Tuesday, July 28, 2009

torrential

I must start posting, I must start posting. I really hate these gaps in getting something on this blog. I used to do that when I kept journals, and then every few months there would be a post summarizing the elapsed time. Which just kind of sucks. Especially now that I'm trying to chronicle a baby, who is literally growing and changing EVERY day.

The problem is time (isn't that always the problem?). Before, time felt like it was going fast, like a swift river. Like, if you had the right boat, you could catch it and ride it (not that I did that very effectively). But now it's a 200-foot waterfall and I'm sort of just tumbling around in the rocks. The weekdays, especially, run together in a kind of (controlled?) chaotic blur. It's kind of good for me, not being able to worry and obsess about things. But it's mostly bad because I feel like I'm missing everything and not doing anything except working and dishes and baths and blechchch. Like all the stuff I have to be doing, and none of the stuff I'd like to be doing. Especially with Ainsley. I kind of had a vision of our family doing fun things together - taking trips, making things, learning things, having adventures, living rich lives. I know she's still a little young, but at this rate I feel like we'll never be able to do those things. And that makes me feel like I've failed already. Is this how everyone feels? I'm not sure - Mike and I both come from families of teachers. Trust me, it's not that I don't think teachers work hard - they do. But at least there were summers. Even though my parents always did other work in the summer, I still remember running around fairs and art festivals while my parents worked in the Corn Crib, our family cotton-candy-snowcones-popcorn concession stand that we towed around Black Hills all summer. I remember helping my mom plant a garden every year. I don't know if I'll ever be able to teach that to Ainsley, because who has time to plant a freakin' garden? It breaks my heart.

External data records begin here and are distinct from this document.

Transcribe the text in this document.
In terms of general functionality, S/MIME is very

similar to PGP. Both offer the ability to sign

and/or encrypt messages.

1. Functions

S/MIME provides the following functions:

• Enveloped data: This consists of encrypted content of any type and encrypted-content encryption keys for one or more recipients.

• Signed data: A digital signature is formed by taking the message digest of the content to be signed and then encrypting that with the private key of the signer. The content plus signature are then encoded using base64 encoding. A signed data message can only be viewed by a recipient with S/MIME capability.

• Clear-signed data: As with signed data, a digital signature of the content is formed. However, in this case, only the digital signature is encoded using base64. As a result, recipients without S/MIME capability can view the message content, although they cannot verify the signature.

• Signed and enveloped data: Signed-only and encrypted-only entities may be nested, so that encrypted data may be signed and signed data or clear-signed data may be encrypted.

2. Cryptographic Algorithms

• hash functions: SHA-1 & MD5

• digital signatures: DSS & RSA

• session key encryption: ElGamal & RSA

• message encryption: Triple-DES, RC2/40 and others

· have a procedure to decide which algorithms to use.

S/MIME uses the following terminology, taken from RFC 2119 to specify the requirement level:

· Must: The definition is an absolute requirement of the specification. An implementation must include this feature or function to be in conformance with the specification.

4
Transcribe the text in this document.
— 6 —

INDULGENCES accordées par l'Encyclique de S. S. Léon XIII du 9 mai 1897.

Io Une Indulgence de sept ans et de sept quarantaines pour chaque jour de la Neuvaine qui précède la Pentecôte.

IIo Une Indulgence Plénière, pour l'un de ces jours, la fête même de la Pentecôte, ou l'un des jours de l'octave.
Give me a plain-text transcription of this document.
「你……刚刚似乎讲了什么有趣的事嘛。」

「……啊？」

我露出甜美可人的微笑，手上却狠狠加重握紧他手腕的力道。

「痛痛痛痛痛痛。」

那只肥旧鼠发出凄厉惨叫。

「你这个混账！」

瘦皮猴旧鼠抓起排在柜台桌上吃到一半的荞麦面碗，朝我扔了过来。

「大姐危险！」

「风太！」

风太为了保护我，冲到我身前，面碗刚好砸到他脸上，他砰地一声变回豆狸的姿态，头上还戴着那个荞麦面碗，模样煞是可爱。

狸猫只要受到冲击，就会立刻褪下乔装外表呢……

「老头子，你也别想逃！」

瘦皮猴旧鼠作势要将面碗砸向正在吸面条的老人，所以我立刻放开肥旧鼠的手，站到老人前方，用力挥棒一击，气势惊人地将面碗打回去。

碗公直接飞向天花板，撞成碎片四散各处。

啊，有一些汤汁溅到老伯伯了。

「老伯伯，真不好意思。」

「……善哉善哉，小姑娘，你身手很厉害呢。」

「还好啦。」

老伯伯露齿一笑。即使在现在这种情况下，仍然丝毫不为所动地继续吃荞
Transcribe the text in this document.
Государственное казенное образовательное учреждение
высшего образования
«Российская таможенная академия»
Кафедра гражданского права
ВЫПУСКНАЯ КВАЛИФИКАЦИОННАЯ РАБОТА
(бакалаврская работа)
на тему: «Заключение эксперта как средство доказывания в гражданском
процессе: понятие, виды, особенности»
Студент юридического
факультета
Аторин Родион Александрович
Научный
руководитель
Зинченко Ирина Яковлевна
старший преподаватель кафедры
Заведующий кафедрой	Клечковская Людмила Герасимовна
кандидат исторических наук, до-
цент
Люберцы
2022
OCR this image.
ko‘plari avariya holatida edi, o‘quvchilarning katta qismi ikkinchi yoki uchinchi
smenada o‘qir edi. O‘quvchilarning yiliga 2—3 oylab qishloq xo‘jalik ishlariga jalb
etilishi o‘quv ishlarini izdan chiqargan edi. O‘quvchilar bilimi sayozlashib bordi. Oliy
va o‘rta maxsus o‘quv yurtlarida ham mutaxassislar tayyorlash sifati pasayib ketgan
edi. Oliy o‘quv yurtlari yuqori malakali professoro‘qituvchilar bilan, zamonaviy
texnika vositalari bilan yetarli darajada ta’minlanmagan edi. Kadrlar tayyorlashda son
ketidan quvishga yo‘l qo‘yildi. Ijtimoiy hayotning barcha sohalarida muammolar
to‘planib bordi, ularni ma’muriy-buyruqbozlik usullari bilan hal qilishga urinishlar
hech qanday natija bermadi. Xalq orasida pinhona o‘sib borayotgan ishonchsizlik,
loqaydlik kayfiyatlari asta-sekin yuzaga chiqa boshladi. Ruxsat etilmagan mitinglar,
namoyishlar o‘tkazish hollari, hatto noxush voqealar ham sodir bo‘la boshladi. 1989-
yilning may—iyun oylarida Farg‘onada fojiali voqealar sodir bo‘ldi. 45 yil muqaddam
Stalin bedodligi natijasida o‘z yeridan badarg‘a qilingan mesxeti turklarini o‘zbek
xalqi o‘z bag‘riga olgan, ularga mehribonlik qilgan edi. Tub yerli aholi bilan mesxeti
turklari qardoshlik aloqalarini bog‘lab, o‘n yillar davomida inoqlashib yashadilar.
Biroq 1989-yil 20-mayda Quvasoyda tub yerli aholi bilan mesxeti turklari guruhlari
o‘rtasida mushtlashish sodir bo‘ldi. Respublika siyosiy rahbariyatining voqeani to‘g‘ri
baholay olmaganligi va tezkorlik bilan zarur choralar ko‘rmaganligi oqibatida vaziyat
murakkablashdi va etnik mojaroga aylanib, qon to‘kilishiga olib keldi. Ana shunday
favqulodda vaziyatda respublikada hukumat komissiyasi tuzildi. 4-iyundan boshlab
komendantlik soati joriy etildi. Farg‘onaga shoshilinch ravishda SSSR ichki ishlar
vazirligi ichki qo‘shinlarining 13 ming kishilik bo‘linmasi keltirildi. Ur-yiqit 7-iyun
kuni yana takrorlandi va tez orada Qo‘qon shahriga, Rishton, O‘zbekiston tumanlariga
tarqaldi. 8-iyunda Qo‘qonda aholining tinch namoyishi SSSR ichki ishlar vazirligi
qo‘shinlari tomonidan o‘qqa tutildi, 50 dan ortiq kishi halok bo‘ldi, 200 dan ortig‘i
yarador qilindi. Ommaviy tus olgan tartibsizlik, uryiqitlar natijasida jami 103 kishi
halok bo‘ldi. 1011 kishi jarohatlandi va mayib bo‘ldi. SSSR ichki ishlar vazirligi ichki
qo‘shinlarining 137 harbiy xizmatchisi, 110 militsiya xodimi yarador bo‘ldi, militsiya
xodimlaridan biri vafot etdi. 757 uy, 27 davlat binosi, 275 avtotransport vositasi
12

I don't know what the answer is. I think I've learned that I don't want to be at home full time, not that we could afford it anyway. I mean, a 5-hour-a-day job would be ideal, but we all know that doesn't really exist. So I don't want to not work, but I just want MORE TIME. Maybe that's the existential dilemma. Maybe years of grasping at time is what makes all of our parents crazier and crazier as they age. And maybe, inevitably, that is the direction we will go in as well, no matter how hard we fight.